Любовь вовсе не огонь (часто определяют), любовь - воздух. Без нее - нет дыхания, а при ней "дышится легко".

Вот и все.

* * *

Печальны и запутанны наши общественные и исторические дела… Всегда передо мною гипсовая маска покойного нашего философа и критика, Н. Н. Страхова, - снятая с него в гробу. И когда я взглядываю на это лицо человека, прошедшего в жизни нашей какою-то тенью, а не реальностью, - только от того одного, что он не шумел, не кричал, не агитировал, не обличал, а сидел тихо и тихо писал книги, - у меня душа мутится… Судьба Константина Леонтьева и Говорухи-Отрока…

Да и сколько таких. Поистине прогресс наш может быть встречен словами: "Morituri te salutant" - из уст философов, поэтов, одиночекмыслителей. "Прогресс наш" совершился при "непременном требовании", - как говорится в полицейских требованиях и распоряжениях, - чтобы были убраны "с глаз долой" все люди с задумчивостью, пытливостью, с оглядкой на себя и обстоятельства.

С старой любовью к старой родине…

Боже! если бы стотысячная, пожалуй, даже миллионная толпа "читающих" теперь людей в России с таким же вниманием, жаром, страстью прочитала и продумала из страницы в страницу Толстого и Достоевского, - задумалась бы над каждым их рассуждением и каждым художественным штрихом, - как это она сделала с каждою страницею Горького и Л. Андреева, то общество наше выросло бы уже теперь в страшно серьезную величину. Ибо даже без всякого школьного учения, без знания географии и истории, - просто "передумать" только Толстого и Достоевского - значит стать как бы Сократом по уму, или Эпиктетом, или М. Аврелием, - люди тоже не очень "знавшие географию" и "не кончившие курса в гимназии".

Вся Греция и Рим питались только литературою: школ, в нашем смысле, вовсе не было! И как возросли. Литература, собственно, есть естественная школа народа, и она может быть единственною и достаточною школою… Но, конечно, при условии, что весь народ читает "Войну и мир", а "Мальву" и "Трое" Горького читают только специалисты-любители.

И это было бы, конечно, если бы критика, печать так же "задыхались от волнения" при появлении каждой новой главы "Карениной" и "Войны и мира", как они буквально задыхались и продолжают задыхаться при появлении каждой "вещи" в 40 страничек Леонида Андреева и М. Горького.

Одно это неравенство весов отодвинуло на сто лет назад русское духовное развитие, - как бы вдруг в гимназиях были срезаны старшие классы, и оставлены одни младшие, одна прогимназия.

Но откуда это? почему?

Как же: и Л. Андреев, и М. Горький были "прогрессивные писатели", а Достоевский и Толстой - русские одиночки-гении. "Гений - это так мало"…

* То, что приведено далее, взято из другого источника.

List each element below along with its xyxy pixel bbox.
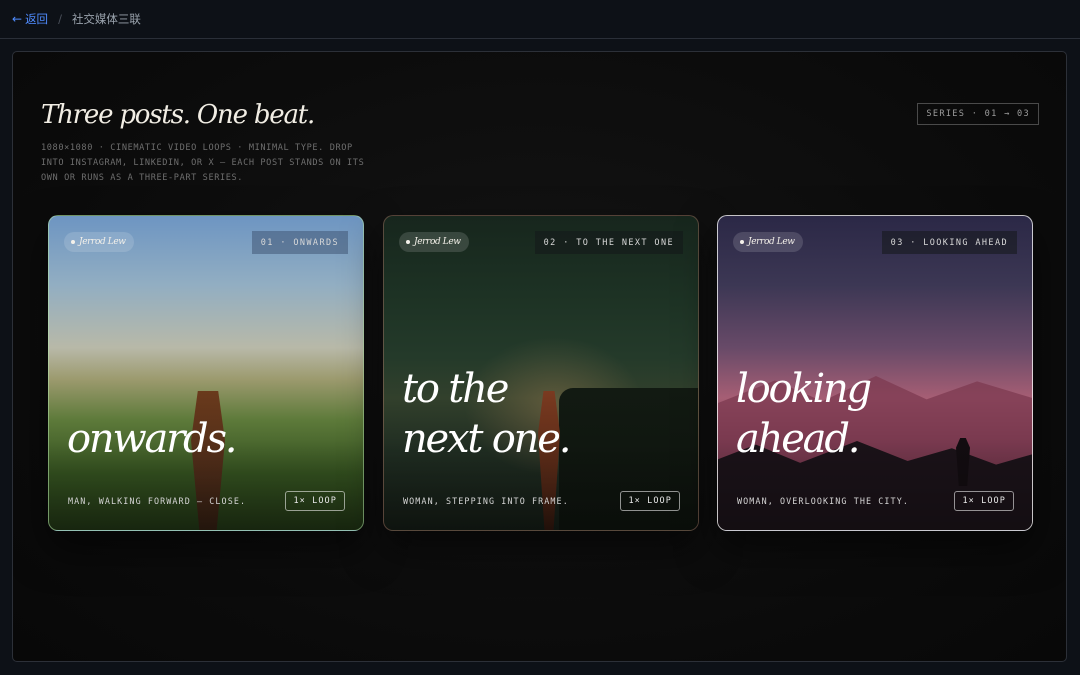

Достоевский, видевший все это "сложение обстоятельств", желчно написал строки:

"И вот, в XXI столетии, - при всеобщем реве ликующей толпы, блузник с сапожным ножом в руке поднимается по лестнице к чудному Лику Сикстинской Мадонны: и раздерет этот Лик во имя всеобщего равенства и братства"… "Не надо гениев: ибо это - аристократия". Сам Достоевский был бедняк и демократ: и в этих словах, отнесенных к будущему торжеству "равенства и братства", он сказал за век или за два "отходную" будущему торжеству этого строя.

* * *

Чего я совершенно не умею представить себе - это чтобы он запел песню или сочинил хоть в две строчки стихотворение.

В нем совершенно не было певческого, музыкального начала. Душа его была совершенно без музыки.

И в то же время он был весь шум, гам. Но без нот, без темпов и мелодии.

Базар. Целый базар в одном человеке. Вот - Герцен. Оттого так много написал: но ни над одной страницей не впадет в задумчивость читатель, не заплачет девушка. Не заплачет, не замечтается и даже не вздохнет. Как это бедно. Герцен и богач, и бедняк.

* * *

"Я до времени не беспокоил ваше благородие, по тому самому, что мне хотелось накрыть их тепленькими".

Этот фольклор мне нравится.

Я думаю, в воровском и в полицейском языке есть нечто художественное.

Сюда Далю не мешало бы заглянуть.

(на процессе Бутурлина мелкий чиновничек, выслеживавший

в подражание Шерлоку Холмсу Обриена-де-Ласси и Панченко).